The elementArgs argument can be specified as a data frame.
This works just like a named list, and therefore, the column names of
the data frame must all correspond to arguments of fun. Note
that if the data frame has many rows, the performance may not be good
due to the overhead of subsetting data frames in R.
If you have a huge number of tasks, consider using the
eo$elementFunc, eo$accumulator, and eo$loadFactor
options.
If eo$elementFunc returns a value that isn't a list,
eachElem will automatically wrap that value in a list.
The eo$elementFunc function doesn't have to define a second
formal argument (the by argument) if it's not needed.
The eo$accumulator function doesn't have to define a second
formal argument (the taskVector argument) if it's not needed.
Just remember that the results are not guaranteed to come back in
order.
See Also
Examples
## Not run:
# create a sleigh
s <- sleigh()
# compute the list mean for each list element
x <- list(a=1:10, beta=exp(-3:3), logic=c(TRUE,FALSE,FALSE,TRUE))
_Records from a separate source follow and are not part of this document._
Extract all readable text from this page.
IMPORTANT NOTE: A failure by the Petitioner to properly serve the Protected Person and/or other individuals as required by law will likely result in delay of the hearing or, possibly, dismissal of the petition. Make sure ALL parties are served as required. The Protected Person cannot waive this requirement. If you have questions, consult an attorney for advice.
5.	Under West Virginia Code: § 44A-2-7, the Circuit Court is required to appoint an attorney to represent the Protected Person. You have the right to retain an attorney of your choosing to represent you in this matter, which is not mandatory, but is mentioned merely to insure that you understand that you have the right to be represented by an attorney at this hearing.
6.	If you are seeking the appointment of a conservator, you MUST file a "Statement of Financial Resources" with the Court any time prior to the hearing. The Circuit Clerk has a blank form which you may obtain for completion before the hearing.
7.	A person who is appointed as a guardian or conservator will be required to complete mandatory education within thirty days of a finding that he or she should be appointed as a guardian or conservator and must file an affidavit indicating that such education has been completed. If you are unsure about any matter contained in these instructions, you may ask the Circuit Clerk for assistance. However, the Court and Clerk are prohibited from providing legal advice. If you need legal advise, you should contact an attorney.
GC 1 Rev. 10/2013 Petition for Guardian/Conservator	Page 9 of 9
eachElem(s, mean, list(x))
# median and quartiles for each list element
eachElem(s, quantile, elementArgs=list(x), fixedArgs=list(probs=1:3/4))
# use eo$elementFunc to supply 100 random values and eo$accumulator to
# receive the results
elementFunc <- function(i, by) {
if (i <= 100) list(i=i, x=runif(1)) else stop()
}
accumulator <- function(resultList, taskVector) {
if (resultList[[1]][[1]] != taskVector[1]) stop('assertion failure')
cat(paste(resultList[[1]], collapse=' '), '\n')
}
eo <- list(elementFunc=elementFunc, accumulator=accumulator)
eachElem(s, function(i, x) list(i=i, x=x, xsq=x*x), eo=eo)
## End(Not run)